U.N. Chief Remains a Mystery — Even to Staff

By Stewart Stogel   |   Wednesday, 23 Apr 2008 04:27 PM

United Nations — After More than 16 months in office, U.N. Secretary-General Ban Ki-moon remains somewhat of a mystery, not only to the public (many of whom believe Kofi Annan is still U.N. chief) but embarrassingly, to the world body's staff itself.

Unlike Annan, who was considered distant and aloof from the organization, Ban has gone out of his way to meet U.N. staffers and even lunch with them in the cavernous U.N. headquarters employee cafeteria (eyewitnesses confirm that Ban even pays for his lunch). But despite the "efforts" to "commune" with the U.N. rank and file, Mr. Ban still has a name recognition problem.

Recently, the U.N.'s chief of staff, Vijay Nambiar, sent a letter of "concern" to U.N. employees worldwide, a copy of which was obtained by Newsmax.

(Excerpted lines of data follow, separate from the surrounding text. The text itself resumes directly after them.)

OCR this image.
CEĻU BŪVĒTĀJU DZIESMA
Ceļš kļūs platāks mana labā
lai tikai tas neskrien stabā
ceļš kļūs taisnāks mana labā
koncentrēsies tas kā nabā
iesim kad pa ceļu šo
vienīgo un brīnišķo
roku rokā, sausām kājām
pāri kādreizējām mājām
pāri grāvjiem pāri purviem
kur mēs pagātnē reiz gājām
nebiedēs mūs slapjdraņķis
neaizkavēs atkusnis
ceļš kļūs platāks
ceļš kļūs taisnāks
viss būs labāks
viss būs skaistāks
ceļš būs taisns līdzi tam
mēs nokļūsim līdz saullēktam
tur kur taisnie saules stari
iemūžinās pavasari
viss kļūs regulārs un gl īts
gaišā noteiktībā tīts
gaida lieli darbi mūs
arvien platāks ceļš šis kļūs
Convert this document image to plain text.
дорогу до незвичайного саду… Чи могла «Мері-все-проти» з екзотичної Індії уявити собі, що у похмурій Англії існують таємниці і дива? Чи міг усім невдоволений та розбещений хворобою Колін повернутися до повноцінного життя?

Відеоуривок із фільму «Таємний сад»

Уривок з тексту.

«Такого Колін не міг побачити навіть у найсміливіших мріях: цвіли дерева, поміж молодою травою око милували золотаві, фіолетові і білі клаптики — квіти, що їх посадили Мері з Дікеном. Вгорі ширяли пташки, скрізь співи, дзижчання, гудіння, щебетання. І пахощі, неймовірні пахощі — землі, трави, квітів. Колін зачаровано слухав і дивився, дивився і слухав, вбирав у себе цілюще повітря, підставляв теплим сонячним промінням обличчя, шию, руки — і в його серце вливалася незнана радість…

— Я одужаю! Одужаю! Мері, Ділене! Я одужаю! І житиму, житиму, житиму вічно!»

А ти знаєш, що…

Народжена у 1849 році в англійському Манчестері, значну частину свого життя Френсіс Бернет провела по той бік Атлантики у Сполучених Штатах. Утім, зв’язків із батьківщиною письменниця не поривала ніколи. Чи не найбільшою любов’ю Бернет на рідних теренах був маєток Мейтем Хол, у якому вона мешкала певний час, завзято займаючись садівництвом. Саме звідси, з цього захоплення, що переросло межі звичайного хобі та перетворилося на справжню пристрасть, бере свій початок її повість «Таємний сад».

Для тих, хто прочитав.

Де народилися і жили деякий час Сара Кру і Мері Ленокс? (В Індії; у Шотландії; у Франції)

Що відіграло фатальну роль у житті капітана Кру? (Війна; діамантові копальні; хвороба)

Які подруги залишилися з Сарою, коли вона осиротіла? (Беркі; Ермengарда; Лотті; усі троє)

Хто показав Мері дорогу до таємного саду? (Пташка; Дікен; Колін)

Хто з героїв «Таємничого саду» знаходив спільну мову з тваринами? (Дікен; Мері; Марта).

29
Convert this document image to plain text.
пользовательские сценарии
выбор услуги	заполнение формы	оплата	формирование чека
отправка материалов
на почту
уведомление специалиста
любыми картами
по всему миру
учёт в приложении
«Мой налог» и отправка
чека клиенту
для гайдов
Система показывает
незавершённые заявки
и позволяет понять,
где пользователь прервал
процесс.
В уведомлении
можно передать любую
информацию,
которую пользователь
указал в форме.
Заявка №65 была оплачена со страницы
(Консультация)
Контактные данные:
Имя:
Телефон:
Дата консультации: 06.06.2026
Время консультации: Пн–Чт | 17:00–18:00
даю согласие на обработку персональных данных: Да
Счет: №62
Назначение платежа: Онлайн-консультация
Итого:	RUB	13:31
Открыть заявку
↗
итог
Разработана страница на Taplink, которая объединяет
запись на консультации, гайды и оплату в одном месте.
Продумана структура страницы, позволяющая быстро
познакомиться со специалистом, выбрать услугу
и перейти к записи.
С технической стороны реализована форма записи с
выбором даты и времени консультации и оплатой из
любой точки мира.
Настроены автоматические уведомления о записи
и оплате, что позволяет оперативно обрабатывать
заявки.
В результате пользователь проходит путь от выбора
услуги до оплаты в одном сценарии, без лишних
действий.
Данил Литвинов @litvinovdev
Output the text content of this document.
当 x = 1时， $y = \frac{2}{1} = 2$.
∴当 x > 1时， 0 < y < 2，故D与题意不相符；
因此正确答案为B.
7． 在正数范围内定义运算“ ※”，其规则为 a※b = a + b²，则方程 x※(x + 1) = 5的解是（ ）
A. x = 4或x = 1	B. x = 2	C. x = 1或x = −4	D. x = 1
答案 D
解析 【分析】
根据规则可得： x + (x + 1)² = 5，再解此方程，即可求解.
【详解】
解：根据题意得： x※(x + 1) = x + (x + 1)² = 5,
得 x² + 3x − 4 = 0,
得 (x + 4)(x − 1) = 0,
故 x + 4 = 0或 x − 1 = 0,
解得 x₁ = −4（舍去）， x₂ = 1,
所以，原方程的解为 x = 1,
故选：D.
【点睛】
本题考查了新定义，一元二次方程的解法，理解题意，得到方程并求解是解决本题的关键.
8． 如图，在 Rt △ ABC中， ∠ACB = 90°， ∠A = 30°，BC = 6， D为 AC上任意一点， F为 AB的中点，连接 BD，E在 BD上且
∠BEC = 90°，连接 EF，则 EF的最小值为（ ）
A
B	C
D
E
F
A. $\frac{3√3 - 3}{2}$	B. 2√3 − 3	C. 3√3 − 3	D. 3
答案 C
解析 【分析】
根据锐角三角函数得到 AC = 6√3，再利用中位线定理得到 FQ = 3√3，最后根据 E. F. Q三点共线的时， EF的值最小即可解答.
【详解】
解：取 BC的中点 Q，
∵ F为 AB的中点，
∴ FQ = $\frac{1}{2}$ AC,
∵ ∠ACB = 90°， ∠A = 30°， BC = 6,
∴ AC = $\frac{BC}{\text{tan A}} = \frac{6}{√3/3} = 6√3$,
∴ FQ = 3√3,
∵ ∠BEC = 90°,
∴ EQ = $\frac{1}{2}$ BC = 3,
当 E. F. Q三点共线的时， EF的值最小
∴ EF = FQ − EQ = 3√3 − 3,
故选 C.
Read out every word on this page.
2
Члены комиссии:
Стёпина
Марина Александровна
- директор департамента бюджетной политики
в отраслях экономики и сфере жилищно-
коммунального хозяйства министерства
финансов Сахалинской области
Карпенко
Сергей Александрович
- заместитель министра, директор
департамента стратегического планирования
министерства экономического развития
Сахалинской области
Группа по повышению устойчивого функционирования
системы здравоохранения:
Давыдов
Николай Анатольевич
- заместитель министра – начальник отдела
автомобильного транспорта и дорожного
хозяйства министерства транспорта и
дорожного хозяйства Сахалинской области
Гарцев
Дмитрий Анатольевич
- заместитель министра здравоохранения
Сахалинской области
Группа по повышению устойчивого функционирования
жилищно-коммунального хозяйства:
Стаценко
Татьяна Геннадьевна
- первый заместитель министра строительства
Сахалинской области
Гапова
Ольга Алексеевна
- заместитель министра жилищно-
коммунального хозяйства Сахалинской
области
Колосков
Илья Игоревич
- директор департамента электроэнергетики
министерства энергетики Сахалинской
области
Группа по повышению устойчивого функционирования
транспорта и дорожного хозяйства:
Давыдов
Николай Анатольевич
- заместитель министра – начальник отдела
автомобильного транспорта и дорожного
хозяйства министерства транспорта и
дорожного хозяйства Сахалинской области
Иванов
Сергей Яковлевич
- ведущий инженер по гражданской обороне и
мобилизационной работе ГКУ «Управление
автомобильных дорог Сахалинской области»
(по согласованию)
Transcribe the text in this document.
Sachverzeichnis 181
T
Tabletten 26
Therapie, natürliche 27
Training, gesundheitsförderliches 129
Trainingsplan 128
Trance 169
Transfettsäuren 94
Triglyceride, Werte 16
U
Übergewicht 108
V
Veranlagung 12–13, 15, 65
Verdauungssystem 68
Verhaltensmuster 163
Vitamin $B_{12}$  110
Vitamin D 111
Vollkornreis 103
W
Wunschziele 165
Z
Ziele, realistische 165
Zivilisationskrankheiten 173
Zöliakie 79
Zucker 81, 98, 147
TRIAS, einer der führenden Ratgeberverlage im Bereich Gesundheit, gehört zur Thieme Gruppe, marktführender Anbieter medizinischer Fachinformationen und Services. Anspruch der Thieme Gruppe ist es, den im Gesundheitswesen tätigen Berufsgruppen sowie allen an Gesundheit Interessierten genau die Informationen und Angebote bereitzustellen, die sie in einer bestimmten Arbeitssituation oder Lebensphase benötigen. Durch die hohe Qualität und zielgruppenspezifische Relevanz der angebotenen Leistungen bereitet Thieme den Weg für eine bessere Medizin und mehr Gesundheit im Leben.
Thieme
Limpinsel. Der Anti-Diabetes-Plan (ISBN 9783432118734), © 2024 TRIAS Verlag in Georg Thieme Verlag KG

In the letter dated March 31, 2008, Nambiar writes, "Dear Colleague, I address you in a matter of some delicacy. Ever since taking office, the Secretary-General has had to cope with the question of ensuring clarity and accuracy in the recognition of his name . . .

"This is not an unusual problem, but it remains a matter of some frustration, that despite the passage of a year and some months, there still remains some confusion on this score. Many world leaders, some of who are well acquainted with the Secretary-General, still use his first name mistakenly as his surname and address him wrongly as Mr. Ki-moon or Mr. Moon."

Then the chief of staff directs, "I am sending this clarification to all of you to help avoid confusion and possible embarrassment both to the Secretary-General and to his various interlocutors. I would request that you disseminate this appropriately and discreetly among staff and public authorities and institutions informally . . ."

It's unclear whether word reached Africa, where Ban is now on tour, but so far, there has only been muted reaction from the U.N. staff.

However, one recent newspaper report on a Ban European trip, repeatedly referred to him as "Mr. Moon" and his wife as "Mrs. Moon."

No word from the White House or the U.S./U.N. mission on the dilemma.